La Corte Costituzionale, con recentissima sentenza del 19 luglio 2013, n. 223 ha dichiarato incostituzionale il 2° comma dell’art. 819 ter c.p.c. rubricato “Rapporti tra arbitri e autorità giudiziaria” nella parte in cui prevedeva che “Nei rapporti tra arbitrato e processo non si applicano regole corrispondenti agli articoli […] 50 […] c.p.c.”, il quale consente la prosecuzione del processo mediante riassunzione davanti al giudice competente nel termine fissato nell’ordinanza del giudice o, in mancanza, in quello di 3 mesi dalla comunicazione della stessa.
Secondo la Consulta la disposizione in oggetto deve valere anche nei rapporti tra arbitrato rituale e processo ordinario, in modo da permettere la conservazione degli effetti processuali e sostanziali della domanda giudiziale proposta dinanzi al giudice ordinario poi dichiaratosi incompetente in relazione ad una clausola compromissoria.

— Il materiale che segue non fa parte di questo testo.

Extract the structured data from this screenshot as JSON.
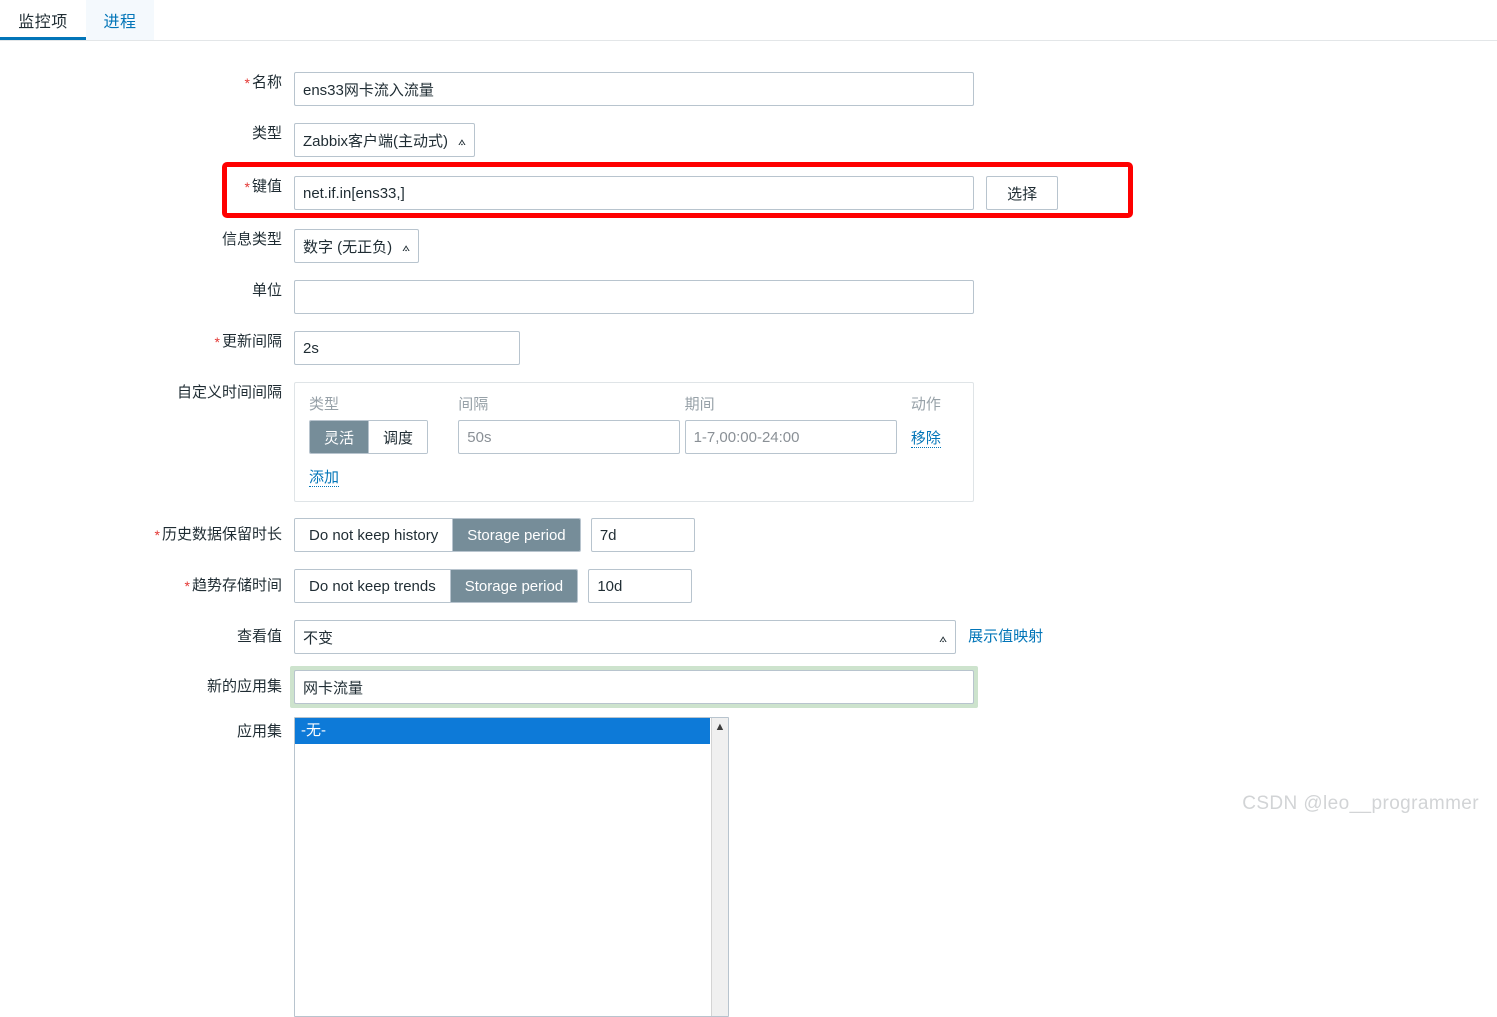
{
  "tabs": [
    {
      "label": "监控项",
      "active": true
    },
    {
      "label": "进程",
      "active": false
    }
  ],
  "colors": {
    "accent": "#0275b8",
    "required_star": "#e33734",
    "toggle_selected_bg": "#768d99",
    "annotation_box": "#fe0000",
    "focus_ring_green": "#cde3cd",
    "listbox_selection": "#0d7ad8"
  },
  "form": {
    "name": {
      "label": "名称",
      "required": true,
      "value": "ens33网卡流入流量"
    },
    "type": {
      "label": "类型",
      "required": false,
      "value": "Zabbix客户端(主动式)"
    },
    "key": {
      "label": "键值",
      "required": true,
      "value": "net.if.in[ens33,]",
      "select_button": "选择"
    },
    "value_type": {
      "label": "信息类型",
      "required": false,
      "value": "数字 (无正负)"
    },
    "units": {
      "label": "单位",
      "required": false,
      "value": "",
      "placeholder": ""
    },
    "update_interval": {
      "label": "更新间隔",
      "required": true,
      "value": "2s"
    },
    "custom_intervals": {
      "label": "自定义时间间隔",
      "required": false,
      "headers": {
        "type": "类型",
        "interval": "间隔",
        "period": "期间",
        "action": "动作"
      },
      "rows": [
        {
          "type_flexible": "灵活",
          "type_scheduling": "调度",
          "type_selected": "灵活",
          "interval_value": "",
          "interval_placeholder": "50s",
          "period_value": "",
          "period_placeholder": "1-7,00:00-24:00",
          "action_label": "移除"
        }
      ],
      "add_label": "添加"
    },
    "history": {
      "label": "历史数据保留时长",
      "required": true,
      "option_off": "Do not keep history",
      "option_on": "Storage period",
      "selected": "Storage period",
      "value": "7d"
    },
    "trends": {
      "label": "趋势存储时间",
      "required": true,
      "option_off": "Do not keep trends",
      "option_on": "Storage period",
      "selected": "Storage period",
      "value": "10d"
    },
    "show_value": {
      "label": "查看值",
      "required": false,
      "value": "不变",
      "link_label": "展示值映射"
    },
    "new_application": {
      "label": "新的应用集",
      "required": false,
      "value": "网卡流量",
      "focused": true
    },
    "applications": {
      "label": "应用集",
      "required": false,
      "options": [
        "-无-"
      ],
      "selected": "-无-"
    }
  },
  "watermark": "CSDN @leo__programmer"
}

La ratio deve ravvisarsi nel fatto che, se il legislatore ha strutturato l’ordinamento processuale in maniera tale da configurare l’arbitrato come una modalità di risoluzione delle controversie alternativa a quella giudiziale, allora egli deve anche prevedere misure idonee ad evitare che la scelta di compromettere una vertenza in arbitri abbia ricadute negative per i diritti oggetto delle controversie stesse.